Market underestimates Canada rate cut risk amid NAFTA uncertainty

TORONTO (Reuters) - The market is too complacent about the prospect of further interest rate cuts from the Bank of Canada, some economists say, as an uncertain outlook for the NAFTA trade accord risks derailing an expected pick-up in Canada’s business spending.

A man is reflected in a window while walking past the Bank of Canada office in Ottawa, Ontario, Canada, May 25, 2016. REUTERS/Chris Wattie

The central bank expected in October that growth in business investment will turn positive in 2017 after disappointing in recent years. But Donald Trump’s surprise U.S. presidential election win has triggered uncertainty about the outlook for the North American Free Trade Agreement, which economists say will discourage investment.

“Even if trade isn’t disrupted from Canada, the uncertainty over our trade position with the U.S. will, if anything, delay the turn in capital spending,” said Nick Exarhos, economist at CIBC Capital Market, who sees Trump’s stance on trade damping Canada’s growth outlook.

Rising uncertainty surrounding the trade position has not translated into increased expectations for the Bank of Canada to lower interest rates despite it having considered a cut last month before holding its policy rate steady at 0.50 percent. It last cut in July 2015.

The market does not expect any change in rates through mid-2017, overnight index swaps data shows. A 30 percent chance of a cut was implied before the U.S. election on Nov. 8. BOCWATCH

Part of the shift in expectations is mechanical as the increased chances of hikes by the Federal Reserve interest rate help push Canada’s rates higher.

“We have seen markets price in a bit more tightening from the Fed into next year, which tends to have some sort of a pass- through into Canadian rates,” but Canada’s fundamentals “have not materially improved,” said Andrew Kelvin, senior rates strategist at TD Securities.

He estimates a 40 percent probability of another Bank of Canada rate cut during the current easing cycle.
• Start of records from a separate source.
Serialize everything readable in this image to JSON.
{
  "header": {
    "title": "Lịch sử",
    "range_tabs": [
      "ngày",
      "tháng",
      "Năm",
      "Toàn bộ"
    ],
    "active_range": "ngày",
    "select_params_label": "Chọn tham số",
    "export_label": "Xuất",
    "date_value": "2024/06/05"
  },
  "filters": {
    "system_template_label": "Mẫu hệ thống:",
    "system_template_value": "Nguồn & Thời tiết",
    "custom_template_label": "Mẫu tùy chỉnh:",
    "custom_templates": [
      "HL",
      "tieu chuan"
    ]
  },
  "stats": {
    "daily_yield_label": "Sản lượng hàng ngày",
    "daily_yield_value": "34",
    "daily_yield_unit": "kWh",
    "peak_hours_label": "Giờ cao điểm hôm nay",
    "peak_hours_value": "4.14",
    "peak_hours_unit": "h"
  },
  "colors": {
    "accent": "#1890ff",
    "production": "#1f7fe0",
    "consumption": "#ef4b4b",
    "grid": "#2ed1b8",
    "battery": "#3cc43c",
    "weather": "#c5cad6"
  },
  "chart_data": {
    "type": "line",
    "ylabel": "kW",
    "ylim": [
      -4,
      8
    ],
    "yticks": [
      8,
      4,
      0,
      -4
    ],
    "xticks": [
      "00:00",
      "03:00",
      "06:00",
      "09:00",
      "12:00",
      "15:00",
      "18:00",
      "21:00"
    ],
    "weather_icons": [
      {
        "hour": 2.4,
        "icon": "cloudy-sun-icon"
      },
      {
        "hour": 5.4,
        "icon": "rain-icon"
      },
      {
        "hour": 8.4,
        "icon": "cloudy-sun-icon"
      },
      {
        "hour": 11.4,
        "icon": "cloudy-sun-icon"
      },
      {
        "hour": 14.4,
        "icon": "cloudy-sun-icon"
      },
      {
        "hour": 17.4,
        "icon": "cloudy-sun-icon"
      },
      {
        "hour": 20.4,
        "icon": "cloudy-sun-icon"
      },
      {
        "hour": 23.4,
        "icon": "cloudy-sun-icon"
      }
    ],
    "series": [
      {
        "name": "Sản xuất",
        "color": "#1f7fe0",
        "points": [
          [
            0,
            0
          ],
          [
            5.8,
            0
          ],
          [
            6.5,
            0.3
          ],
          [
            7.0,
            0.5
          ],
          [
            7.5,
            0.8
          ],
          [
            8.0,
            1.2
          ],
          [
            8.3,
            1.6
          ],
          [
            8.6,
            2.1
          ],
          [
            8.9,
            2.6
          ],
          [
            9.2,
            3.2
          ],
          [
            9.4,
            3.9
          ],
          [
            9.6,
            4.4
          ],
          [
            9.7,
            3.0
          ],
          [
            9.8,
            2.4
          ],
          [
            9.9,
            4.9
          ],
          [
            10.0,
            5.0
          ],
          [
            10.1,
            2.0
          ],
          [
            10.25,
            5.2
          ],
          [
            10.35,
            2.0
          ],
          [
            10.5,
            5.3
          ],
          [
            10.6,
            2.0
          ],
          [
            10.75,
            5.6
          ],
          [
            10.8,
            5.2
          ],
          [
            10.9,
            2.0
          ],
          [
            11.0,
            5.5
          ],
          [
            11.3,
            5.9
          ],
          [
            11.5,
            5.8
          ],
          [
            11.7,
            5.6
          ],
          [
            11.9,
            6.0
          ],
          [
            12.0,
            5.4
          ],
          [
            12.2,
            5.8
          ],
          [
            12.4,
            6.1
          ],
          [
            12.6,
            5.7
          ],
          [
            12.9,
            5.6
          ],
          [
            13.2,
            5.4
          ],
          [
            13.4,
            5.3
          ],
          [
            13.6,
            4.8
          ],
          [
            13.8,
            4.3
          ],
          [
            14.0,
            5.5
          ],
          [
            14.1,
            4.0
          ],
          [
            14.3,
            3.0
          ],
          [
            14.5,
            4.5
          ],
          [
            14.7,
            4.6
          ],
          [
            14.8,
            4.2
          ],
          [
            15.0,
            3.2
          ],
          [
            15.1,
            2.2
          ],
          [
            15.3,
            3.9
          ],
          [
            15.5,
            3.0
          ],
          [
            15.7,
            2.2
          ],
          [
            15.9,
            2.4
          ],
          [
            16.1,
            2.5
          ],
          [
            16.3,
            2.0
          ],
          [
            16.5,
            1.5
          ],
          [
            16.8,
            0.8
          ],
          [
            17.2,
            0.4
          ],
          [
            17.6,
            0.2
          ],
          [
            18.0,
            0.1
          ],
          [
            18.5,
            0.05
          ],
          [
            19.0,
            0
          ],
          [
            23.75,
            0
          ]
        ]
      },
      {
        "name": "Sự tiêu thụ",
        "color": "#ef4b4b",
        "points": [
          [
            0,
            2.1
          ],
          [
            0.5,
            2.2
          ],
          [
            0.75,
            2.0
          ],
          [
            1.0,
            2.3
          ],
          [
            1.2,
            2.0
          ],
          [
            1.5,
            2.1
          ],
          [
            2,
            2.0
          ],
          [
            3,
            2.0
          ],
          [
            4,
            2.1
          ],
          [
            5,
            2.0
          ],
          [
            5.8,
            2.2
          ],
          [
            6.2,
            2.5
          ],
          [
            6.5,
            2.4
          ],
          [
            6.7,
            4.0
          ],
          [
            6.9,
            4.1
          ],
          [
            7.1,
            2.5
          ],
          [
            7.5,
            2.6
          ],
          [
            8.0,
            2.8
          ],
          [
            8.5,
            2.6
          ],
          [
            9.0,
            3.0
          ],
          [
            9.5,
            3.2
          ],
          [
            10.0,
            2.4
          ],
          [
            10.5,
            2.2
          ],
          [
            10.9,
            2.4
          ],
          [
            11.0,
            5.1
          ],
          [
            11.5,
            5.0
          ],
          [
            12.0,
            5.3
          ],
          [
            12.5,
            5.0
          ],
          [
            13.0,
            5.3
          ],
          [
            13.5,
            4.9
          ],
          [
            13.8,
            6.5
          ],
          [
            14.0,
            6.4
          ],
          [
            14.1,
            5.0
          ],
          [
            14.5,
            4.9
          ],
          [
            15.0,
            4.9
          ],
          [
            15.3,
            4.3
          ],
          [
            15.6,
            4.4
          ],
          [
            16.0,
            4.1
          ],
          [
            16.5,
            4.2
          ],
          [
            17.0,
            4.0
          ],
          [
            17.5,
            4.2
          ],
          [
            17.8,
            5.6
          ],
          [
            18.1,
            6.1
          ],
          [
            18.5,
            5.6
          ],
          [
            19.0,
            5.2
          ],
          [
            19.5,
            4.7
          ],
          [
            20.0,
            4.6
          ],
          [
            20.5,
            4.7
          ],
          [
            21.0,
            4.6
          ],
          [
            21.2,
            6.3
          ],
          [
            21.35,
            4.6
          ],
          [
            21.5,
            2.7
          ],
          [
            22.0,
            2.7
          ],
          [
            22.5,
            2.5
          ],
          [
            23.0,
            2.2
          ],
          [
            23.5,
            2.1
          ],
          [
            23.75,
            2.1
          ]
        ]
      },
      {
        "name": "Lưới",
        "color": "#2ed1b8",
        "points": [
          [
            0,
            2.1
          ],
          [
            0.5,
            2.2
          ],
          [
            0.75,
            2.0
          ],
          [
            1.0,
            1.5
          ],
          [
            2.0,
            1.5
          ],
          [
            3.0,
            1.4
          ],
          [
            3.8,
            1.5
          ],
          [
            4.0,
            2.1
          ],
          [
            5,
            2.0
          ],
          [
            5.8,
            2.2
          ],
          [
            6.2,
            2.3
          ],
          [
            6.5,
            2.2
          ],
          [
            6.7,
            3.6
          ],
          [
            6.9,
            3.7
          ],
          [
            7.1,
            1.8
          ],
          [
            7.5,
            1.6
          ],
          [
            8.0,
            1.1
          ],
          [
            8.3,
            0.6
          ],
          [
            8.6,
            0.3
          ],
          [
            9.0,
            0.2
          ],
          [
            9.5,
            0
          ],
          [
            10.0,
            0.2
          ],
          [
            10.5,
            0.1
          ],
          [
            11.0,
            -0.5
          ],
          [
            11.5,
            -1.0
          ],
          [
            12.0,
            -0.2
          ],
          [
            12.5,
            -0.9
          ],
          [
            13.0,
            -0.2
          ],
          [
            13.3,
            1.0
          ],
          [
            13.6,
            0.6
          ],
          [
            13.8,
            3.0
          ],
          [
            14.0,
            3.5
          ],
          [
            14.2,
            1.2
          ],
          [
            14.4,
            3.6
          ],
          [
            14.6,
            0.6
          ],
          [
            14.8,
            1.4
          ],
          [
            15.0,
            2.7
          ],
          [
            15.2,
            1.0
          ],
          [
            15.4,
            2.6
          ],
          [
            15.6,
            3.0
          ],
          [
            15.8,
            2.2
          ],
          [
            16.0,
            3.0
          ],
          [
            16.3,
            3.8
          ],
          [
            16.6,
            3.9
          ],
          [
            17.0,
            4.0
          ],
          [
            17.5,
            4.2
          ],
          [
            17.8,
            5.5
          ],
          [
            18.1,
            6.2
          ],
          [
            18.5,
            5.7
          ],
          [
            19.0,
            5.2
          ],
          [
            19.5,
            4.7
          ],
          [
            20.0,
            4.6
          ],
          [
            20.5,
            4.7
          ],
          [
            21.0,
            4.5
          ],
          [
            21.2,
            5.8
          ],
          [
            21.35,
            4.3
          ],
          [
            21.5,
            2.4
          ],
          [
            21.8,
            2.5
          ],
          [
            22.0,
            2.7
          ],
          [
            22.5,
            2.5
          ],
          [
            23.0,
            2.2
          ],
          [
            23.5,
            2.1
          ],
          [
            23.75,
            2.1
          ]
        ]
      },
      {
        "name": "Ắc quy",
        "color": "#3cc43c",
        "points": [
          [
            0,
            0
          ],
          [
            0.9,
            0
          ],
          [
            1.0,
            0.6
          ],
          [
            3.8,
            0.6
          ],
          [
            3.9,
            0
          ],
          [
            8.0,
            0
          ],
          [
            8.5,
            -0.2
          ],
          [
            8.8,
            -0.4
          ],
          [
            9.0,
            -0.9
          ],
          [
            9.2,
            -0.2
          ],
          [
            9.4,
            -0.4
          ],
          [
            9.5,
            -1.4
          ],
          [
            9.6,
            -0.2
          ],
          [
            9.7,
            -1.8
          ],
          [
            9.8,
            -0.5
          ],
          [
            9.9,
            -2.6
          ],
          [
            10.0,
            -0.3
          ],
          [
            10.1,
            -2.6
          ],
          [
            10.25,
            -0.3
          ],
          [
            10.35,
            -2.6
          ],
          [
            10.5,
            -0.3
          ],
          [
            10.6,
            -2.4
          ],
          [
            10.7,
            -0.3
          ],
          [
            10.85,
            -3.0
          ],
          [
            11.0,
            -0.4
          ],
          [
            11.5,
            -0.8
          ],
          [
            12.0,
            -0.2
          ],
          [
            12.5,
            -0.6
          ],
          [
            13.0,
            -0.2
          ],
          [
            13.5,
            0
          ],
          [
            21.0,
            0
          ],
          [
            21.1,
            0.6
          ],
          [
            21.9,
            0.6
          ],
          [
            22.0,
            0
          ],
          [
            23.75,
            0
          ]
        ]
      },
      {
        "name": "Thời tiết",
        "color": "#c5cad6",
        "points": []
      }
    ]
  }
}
To be sure, Canada may get a boost from proposed stimulus spending in the U.S., Canada’s largest trading partner.

“We might get some spillover effects, but I don’t think it would necessarily be enough to overcome some of the uncertainty or anxieties about U.S. trade policy,” said David Watt, chief economist at HSBC Bank Canada.

A recent spike in bond yields may also weigh on Canada’s economy.

“That means tighter financial conditions here in Canada, including the housing market, which was already subject to tougher macro-prudential regulations,” said Jimmy Jean, senior economist at Desjardins.